I was once an auditor for a chain retail/grocer and noticed on select bills of lading for pasta (for example), the brand name and store brand were on the same manifest.
In all likelihood, the Great Value products are being made by the brand-name manufacturers.
It can be and may be, but it's not always. And in addition to that, some "name-brands" create different quality levels for their production... their own "name-brand" being the best quality they produce, and then a lower quality for "off-brand production".
So, it will show up on an invoice as from that supposedly "name-brand" manufacturer, but it will be a lower quality.
Again, some may be the same and some may not... and you just have to check it out yourself and see.

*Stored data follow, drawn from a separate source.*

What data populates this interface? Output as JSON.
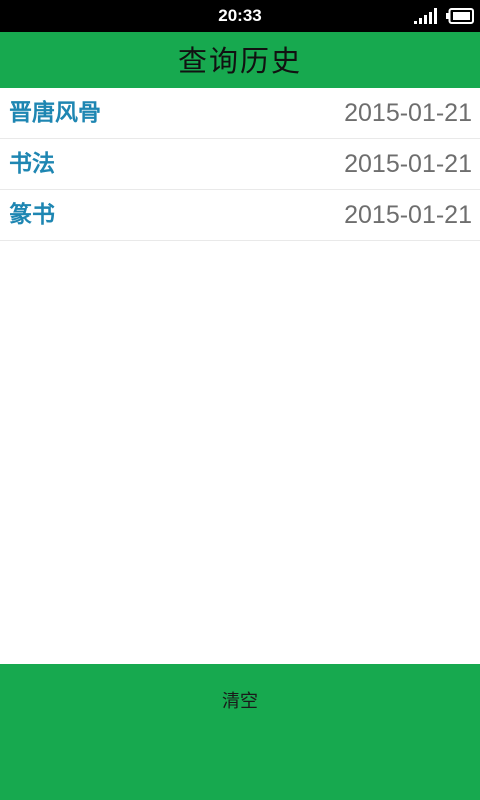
{
  "status_bar": {
    "time": "20:33",
    "icons": [
      "signal-icon",
      "battery-icon"
    ]
  },
  "header": {
    "title": "查询历史"
  },
  "history": {
    "items": [
      {
        "query": "晋唐风骨",
        "date": "2015-01-21"
      },
      {
        "query": "书法",
        "date": "2015-01-21"
      },
      {
        "query": "篆书",
        "date": "2015-01-21"
      }
    ]
  },
  "footer": {
    "clear_label": "清空"
  },
  "colors": {
    "accent": "#17a94f",
    "item_text": "#1e86b2",
    "date_text": "#6e6e6e",
    "status_bar": "#000000"
  }
}
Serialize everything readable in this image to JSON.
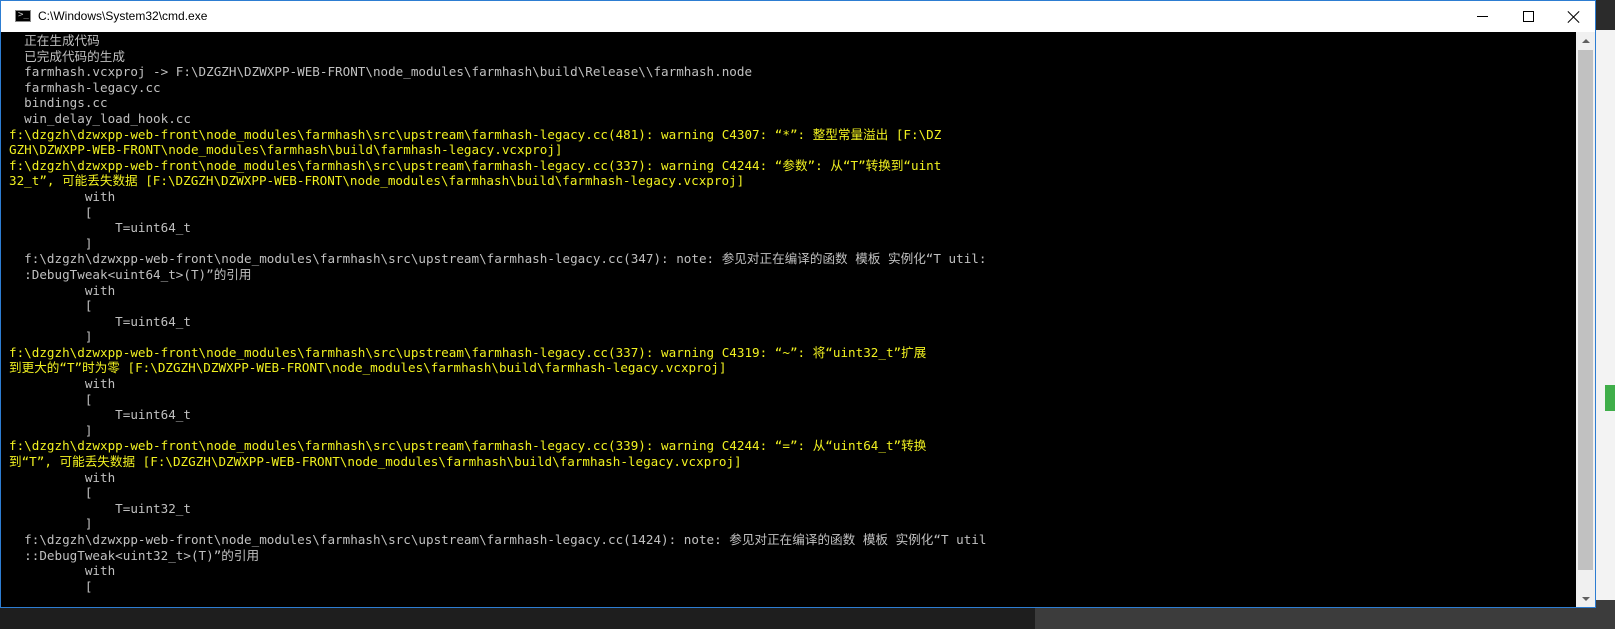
{
  "window": {
    "title": "C:\\Windows\\System32\\cmd.exe",
    "icon": "cmd-console-icon",
    "controls": {
      "minimize_icon": "minimize-icon",
      "maximize_icon": "maximize-icon",
      "close_icon": "close-icon"
    }
  },
  "colors": {
    "console_bg": "#000000",
    "normal_text": "#c0c0c0",
    "warning_text": "#f0f020",
    "window_border": "#2d7dd2"
  },
  "console": {
    "lines": [
      {
        "text": "  正在生成代码",
        "style": "gray"
      },
      {
        "text": "  已完成代码的生成",
        "style": "gray"
      },
      {
        "text": "  farmhash.vcxproj -> F:\\DZGZH\\DZWXPP-WEB-FRONT\\node_modules\\farmhash\\build\\Release\\\\farmhash.node",
        "style": "gray"
      },
      {
        "text": "  farmhash-legacy.cc",
        "style": "gray"
      },
      {
        "text": "  bindings.cc",
        "style": "gray"
      },
      {
        "text": "  win_delay_load_hook.cc",
        "style": "gray"
      },
      {
        "text": "f:\\dzgzh\\dzwxpp-web-front\\node_modules\\farmhash\\src\\upstream\\farmhash-legacy.cc(481): warning C4307: “*”: 整型常量溢出 [F:\\DZ",
        "style": "yellow"
      },
      {
        "text": "GZH\\DZWXPP-WEB-FRONT\\node_modules\\farmhash\\build\\farmhash-legacy.vcxproj]",
        "style": "yellow"
      },
      {
        "text": "f:\\dzgzh\\dzwxpp-web-front\\node_modules\\farmhash\\src\\upstream\\farmhash-legacy.cc(337): warning C4244: “参数”: 从“T”转换到“uint",
        "style": "yellow"
      },
      {
        "text": "32_t”, 可能丢失数据 [F:\\DZGZH\\DZWXPP-WEB-FRONT\\node_modules\\farmhash\\build\\farmhash-legacy.vcxproj]",
        "style": "yellow"
      },
      {
        "text": "          with",
        "style": "gray"
      },
      {
        "text": "          [",
        "style": "gray"
      },
      {
        "text": "              T=uint64_t",
        "style": "gray"
      },
      {
        "text": "          ]",
        "style": "gray"
      },
      {
        "text": "  f:\\dzgzh\\dzwxpp-web-front\\node_modules\\farmhash\\src\\upstream\\farmhash-legacy.cc(347): note: 参见对正在编译的函数 模板 实例化“T util:",
        "style": "gray"
      },
      {
        "text": "  :DebugTweak<uint64_t>(T)”的引用",
        "style": "gray"
      },
      {
        "text": "          with",
        "style": "gray"
      },
      {
        "text": "          [",
        "style": "gray"
      },
      {
        "text": "              T=uint64_t",
        "style": "gray"
      },
      {
        "text": "          ]",
        "style": "gray"
      },
      {
        "text": "f:\\dzgzh\\dzwxpp-web-front\\node_modules\\farmhash\\src\\upstream\\farmhash-legacy.cc(337): warning C4319: “~”: 将“uint32_t”扩展",
        "style": "yellow"
      },
      {
        "text": "到更大的“T”时为零 [F:\\DZGZH\\DZWXPP-WEB-FRONT\\node_modules\\farmhash\\build\\farmhash-legacy.vcxproj]",
        "style": "yellow"
      },
      {
        "text": "          with",
        "style": "gray"
      },
      {
        "text": "          [",
        "style": "gray"
      },
      {
        "text": "              T=uint64_t",
        "style": "gray"
      },
      {
        "text": "          ]",
        "style": "gray"
      },
      {
        "text": "f:\\dzgzh\\dzwxpp-web-front\\node_modules\\farmhash\\src\\upstream\\farmhash-legacy.cc(339): warning C4244: “=”: 从“uint64_t”转换",
        "style": "yellow"
      },
      {
        "text": "到“T”, 可能丢失数据 [F:\\DZGZH\\DZWXPP-WEB-FRONT\\node_modules\\farmhash\\build\\farmhash-legacy.vcxproj]",
        "style": "yellow"
      },
      {
        "text": "          with",
        "style": "gray"
      },
      {
        "text": "          [",
        "style": "gray"
      },
      {
        "text": "              T=uint32_t",
        "style": "gray"
      },
      {
        "text": "          ]",
        "style": "gray"
      },
      {
        "text": "  f:\\dzgzh\\dzwxpp-web-front\\node_modules\\farmhash\\src\\upstream\\farmhash-legacy.cc(1424): note: 参见对正在编译的函数 模板 实例化“T util",
        "style": "gray"
      },
      {
        "text": "  ::DebugTweak<uint32_t>(T)”的引用",
        "style": "gray"
      },
      {
        "text": "          with",
        "style": "gray"
      },
      {
        "text": "          [",
        "style": "gray"
      }
    ]
  }
}
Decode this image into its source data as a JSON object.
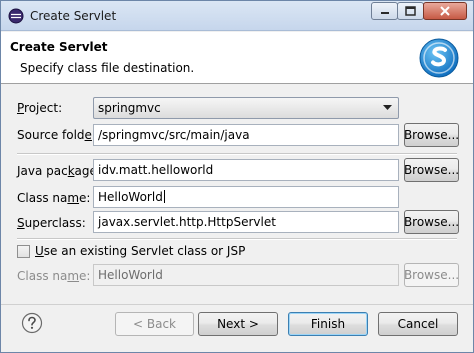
{
  "window": {
    "title": "Create Servlet",
    "controls": {
      "minimize": "minimize-icon",
      "maximize": "maximize-icon",
      "close": "close-icon"
    }
  },
  "banner": {
    "title": "Create Servlet",
    "description": "Specify class file destination."
  },
  "form": {
    "project": {
      "label_pre": "",
      "label_key": "P",
      "label_post": "roject:",
      "value": "springmvc"
    },
    "source_folder": {
      "label_pre": "Source fold",
      "label_key": "e",
      "label_post": "r:",
      "value": "/springmvc/src/main/java",
      "browse": "Browse..."
    },
    "java_package": {
      "label_pre": "Java pac",
      "label_key": "k",
      "label_post": "age:",
      "value": "idv.matt.helloworld",
      "browse": "Browse..."
    },
    "class_name": {
      "label_pre": "Class na",
      "label_key": "m",
      "label_post": "e:",
      "value": "HelloWorld"
    },
    "superclass": {
      "label_pre": "",
      "label_key": "S",
      "label_post": "uperclass:",
      "value": "javax.servlet.http.HttpServlet",
      "browse": "Browse..."
    },
    "use_existing": {
      "label_pre": "",
      "label_key": "U",
      "label_post": "se an existing Servlet class or JSP",
      "checked": false
    },
    "existing_class": {
      "label_pre": "Class na",
      "label_key": "m",
      "label_post": "e:",
      "value": "HelloWorld",
      "browse": "Browse..."
    }
  },
  "footer": {
    "back": "< Back",
    "next": "Next >",
    "finish": "Finish",
    "cancel": "Cancel"
  },
  "colors": {
    "title_gradient_top": "#dbe6f4",
    "logo_blue": "#1e8ad6",
    "default_button_border": "#3c7fb1"
  }
}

And, by the way..., it's good marketing on behalf of those manufacturers to sell off their inferior product (compare to their own name-brand) because then they can "pick and choose" the best raw materials and "sell off" the raw materials that they've rejected for their own product and give those raw materials to the "off-brands"... they do that... :-)
You are 100% correct.
All one has to do is google “packaging plant” to get the real skinny.
During the contaminated peanut butter kerfuffle, Great Value & Peter Pan were the recalled brands... I figured that means GV is just Peter Pan with a different label.
You are absolutely right.
One summer I worked part time in a major food processing plant (tomato products). I saw as many as four different store brand names come off the same processing line.
I'd believe that IF the off label brand product measured up in quality and taste but so much falls way short to pass muster with this shopper. Been there, done that and have the T-shirt to prove it. I for one want my quality and taste so I generally stick with the brand names that have proven themselves over and over. Others can keep the pennies and I'll keep the quality.